Perhaps the movie’s unabashed romanticism, and its pre-sexual revolution ethic, are simply tapping into a shift in the focus of teen-agers’ relationships. The boast of virginity as a measure of character may never be heard again, but the concept of courtship as a progressive experience seems to be making a comeback.

As Ardolino says, there is nothing like a slow dance to get things started.

“Dancing can be a metaphor for any relationship,” Ardolino said. “You start with simple steps, it builds and becomes more complex as the couple gets to know each other, and eventually there is trust.

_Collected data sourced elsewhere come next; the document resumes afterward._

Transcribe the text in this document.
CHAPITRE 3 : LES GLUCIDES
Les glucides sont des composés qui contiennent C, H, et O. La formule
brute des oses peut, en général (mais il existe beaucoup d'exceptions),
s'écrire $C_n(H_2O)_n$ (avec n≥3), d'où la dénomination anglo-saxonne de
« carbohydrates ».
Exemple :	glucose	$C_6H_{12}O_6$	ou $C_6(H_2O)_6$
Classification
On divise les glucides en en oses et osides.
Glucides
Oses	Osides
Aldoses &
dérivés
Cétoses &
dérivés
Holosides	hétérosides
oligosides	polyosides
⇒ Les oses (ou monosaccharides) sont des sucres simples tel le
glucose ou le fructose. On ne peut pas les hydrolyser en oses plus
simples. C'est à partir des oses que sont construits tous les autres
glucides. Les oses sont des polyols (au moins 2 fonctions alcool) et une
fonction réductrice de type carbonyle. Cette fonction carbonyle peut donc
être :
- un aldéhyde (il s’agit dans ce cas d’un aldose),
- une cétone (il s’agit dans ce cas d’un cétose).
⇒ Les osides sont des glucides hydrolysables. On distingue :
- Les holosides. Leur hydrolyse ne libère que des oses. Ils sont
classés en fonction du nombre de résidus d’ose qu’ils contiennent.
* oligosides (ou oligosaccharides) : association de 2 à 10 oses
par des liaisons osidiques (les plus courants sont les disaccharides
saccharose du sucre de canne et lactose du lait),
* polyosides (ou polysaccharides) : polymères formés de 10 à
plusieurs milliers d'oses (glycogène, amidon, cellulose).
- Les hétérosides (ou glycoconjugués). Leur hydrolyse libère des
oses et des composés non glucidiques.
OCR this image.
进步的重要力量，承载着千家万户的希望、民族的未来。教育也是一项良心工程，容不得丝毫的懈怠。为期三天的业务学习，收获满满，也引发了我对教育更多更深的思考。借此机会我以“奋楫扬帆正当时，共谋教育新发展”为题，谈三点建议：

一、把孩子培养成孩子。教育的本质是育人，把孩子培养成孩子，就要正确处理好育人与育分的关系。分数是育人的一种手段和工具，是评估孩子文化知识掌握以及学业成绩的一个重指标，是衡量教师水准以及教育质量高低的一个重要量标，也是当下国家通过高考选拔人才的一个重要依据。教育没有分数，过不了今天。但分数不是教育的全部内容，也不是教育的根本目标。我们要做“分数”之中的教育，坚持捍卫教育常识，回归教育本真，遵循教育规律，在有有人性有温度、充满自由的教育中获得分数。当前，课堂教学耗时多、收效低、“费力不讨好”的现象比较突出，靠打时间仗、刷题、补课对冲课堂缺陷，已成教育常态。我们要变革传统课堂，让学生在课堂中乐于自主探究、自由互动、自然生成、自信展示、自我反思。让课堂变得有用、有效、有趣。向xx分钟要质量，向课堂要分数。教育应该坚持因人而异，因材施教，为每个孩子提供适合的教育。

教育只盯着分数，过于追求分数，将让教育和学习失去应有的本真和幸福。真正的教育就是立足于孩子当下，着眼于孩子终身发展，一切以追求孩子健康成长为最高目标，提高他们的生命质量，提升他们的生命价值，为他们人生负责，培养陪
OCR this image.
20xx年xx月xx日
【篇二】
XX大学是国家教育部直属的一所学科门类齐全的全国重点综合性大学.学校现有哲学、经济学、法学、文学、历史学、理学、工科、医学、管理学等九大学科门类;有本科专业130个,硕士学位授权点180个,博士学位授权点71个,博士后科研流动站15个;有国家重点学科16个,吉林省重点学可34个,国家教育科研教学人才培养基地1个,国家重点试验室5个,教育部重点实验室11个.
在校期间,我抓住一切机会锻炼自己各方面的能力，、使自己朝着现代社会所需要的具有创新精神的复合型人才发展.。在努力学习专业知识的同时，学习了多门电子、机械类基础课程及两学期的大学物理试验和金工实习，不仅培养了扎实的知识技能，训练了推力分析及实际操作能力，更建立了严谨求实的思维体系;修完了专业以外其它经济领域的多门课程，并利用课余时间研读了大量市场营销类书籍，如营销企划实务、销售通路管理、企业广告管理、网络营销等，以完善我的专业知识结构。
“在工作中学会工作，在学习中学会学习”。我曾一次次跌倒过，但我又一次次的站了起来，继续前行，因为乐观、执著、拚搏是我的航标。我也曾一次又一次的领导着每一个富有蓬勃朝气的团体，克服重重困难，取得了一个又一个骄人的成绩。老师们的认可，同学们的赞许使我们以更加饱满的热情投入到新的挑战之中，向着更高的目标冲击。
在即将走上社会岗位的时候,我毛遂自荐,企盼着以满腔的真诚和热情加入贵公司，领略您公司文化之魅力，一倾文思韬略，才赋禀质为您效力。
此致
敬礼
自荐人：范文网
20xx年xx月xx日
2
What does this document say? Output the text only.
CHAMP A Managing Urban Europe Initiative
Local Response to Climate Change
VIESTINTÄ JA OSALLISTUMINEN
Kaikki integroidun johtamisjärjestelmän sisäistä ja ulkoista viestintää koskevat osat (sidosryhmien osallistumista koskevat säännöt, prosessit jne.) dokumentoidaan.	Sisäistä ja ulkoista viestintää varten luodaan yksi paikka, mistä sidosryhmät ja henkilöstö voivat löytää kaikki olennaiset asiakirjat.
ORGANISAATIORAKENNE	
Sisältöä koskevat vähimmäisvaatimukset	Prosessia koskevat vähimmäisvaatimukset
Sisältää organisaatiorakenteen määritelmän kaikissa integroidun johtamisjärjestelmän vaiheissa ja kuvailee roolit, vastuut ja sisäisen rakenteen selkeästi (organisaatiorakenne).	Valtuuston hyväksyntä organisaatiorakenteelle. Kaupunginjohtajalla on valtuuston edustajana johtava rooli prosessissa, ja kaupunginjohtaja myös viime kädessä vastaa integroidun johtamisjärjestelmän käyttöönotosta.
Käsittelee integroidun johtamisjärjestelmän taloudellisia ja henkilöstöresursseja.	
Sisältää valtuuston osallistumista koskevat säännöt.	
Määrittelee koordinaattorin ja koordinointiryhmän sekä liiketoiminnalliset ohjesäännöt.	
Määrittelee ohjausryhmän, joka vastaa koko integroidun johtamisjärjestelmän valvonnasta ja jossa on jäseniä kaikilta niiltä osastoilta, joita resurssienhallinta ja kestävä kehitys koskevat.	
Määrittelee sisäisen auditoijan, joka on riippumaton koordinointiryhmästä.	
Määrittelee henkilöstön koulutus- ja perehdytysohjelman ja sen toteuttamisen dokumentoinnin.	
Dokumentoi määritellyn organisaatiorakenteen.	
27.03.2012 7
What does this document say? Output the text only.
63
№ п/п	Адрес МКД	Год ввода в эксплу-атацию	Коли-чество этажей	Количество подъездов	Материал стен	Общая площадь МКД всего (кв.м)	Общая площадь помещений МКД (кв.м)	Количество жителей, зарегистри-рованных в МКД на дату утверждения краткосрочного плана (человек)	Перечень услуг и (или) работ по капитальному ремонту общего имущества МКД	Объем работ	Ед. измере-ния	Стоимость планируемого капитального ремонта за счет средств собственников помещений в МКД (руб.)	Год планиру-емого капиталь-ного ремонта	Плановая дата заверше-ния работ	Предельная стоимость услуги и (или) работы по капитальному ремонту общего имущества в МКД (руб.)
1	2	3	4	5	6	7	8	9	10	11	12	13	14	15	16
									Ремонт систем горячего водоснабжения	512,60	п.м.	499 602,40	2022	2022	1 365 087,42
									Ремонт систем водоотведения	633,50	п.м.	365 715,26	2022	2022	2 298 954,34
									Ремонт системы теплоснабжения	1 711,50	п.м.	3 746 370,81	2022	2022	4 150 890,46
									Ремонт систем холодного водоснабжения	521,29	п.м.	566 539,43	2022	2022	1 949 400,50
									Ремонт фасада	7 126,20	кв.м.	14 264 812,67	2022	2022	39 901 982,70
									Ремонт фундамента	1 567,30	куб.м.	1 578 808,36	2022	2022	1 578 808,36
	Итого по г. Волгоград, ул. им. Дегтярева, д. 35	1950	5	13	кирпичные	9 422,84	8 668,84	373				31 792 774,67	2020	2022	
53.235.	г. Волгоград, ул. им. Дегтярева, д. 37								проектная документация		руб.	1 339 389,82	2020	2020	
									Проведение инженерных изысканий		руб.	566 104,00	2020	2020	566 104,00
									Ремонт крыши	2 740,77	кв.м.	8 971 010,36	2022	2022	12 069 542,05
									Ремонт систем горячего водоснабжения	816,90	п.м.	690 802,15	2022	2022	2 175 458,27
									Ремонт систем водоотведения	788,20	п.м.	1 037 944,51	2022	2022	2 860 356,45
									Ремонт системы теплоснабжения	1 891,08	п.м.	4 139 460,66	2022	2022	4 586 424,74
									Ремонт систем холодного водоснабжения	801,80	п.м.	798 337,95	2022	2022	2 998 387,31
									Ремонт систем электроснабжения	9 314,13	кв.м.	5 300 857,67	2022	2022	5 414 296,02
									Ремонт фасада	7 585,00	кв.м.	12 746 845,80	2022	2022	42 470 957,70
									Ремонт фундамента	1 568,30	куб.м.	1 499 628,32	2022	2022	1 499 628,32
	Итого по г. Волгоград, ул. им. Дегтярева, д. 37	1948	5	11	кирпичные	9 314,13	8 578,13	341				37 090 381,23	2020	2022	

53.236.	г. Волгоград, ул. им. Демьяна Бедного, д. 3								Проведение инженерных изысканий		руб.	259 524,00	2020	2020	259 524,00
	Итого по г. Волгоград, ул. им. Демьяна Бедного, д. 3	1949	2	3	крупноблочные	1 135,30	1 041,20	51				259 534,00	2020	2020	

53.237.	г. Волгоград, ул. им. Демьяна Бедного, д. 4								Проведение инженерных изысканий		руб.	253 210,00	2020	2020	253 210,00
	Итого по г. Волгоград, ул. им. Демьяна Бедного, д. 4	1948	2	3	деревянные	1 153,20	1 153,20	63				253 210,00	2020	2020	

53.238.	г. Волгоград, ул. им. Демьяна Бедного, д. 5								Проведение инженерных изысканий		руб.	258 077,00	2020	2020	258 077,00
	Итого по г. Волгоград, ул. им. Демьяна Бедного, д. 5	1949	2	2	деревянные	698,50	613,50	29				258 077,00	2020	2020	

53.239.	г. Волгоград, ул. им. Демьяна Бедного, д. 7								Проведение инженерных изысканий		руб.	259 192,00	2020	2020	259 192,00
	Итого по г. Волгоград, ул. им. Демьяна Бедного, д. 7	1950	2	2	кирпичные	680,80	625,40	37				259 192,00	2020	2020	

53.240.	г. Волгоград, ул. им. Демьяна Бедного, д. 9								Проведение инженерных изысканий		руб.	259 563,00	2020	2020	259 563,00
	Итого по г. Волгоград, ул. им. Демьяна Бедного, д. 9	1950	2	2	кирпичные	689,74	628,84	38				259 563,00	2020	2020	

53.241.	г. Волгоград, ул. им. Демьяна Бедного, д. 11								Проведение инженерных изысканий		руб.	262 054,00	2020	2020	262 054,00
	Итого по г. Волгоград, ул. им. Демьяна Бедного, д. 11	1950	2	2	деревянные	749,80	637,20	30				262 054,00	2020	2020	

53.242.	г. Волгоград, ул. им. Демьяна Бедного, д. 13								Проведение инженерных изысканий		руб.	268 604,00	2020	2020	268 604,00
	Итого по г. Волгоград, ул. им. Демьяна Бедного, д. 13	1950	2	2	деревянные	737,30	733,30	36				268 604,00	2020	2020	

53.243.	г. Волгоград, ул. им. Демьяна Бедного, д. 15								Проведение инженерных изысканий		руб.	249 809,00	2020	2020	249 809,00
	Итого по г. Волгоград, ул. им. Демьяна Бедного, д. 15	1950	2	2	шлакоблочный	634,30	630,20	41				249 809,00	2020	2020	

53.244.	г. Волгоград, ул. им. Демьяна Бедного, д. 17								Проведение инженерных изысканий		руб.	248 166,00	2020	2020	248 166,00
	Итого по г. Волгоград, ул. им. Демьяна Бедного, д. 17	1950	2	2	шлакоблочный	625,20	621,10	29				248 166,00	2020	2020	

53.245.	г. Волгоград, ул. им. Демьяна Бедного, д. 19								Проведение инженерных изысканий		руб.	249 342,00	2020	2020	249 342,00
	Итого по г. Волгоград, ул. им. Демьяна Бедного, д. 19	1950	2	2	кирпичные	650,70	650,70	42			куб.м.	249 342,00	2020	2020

Through that movement, without words, you have a guidebook for the relationships conducted in life.”

Ardolino said he is flattered when people say “Dirty Dancing” is a throwback to another era in film musicals, when dance was often an act of seduction.

“What distinguishes this movie from more recent dance movies is that it’s about partner dancing,” he said. “In ‘Flashdance,’ only women danced on that stage and it was for themselves. Even in ‘Footloose,’ the kids didn’t dance with each other. In ‘Saturday Night Fever,’ the basic thrust was a guy being satisfied when he danced alone.’

“In ‘Dirty Dancing,’ I wanted to see the development of the relationship. The girl wasn’t living totally in the physical world. I wanted to see her loosen up, I wanted to see them showing a sexual awakening to each other.”

Gottlieb said that Ardolino insisted from the beginning that the actors do all their own dancing. In “Flashdance” and “Footloose,” the stars were doubled by professional dancers.

“Using doubles imposes a particular shooting style where you film body parts,” Ardolino said. “I wanted to be able to go from full shots to faces. The dancing wasn’t the important thing, but how the dancing revealed the relationship.”

“One of the things I hoped to put into ‘Dirty Dancing’ is that it’s not only sexy, but it’s fun,” he said. “This is a joyous celebration between two people.”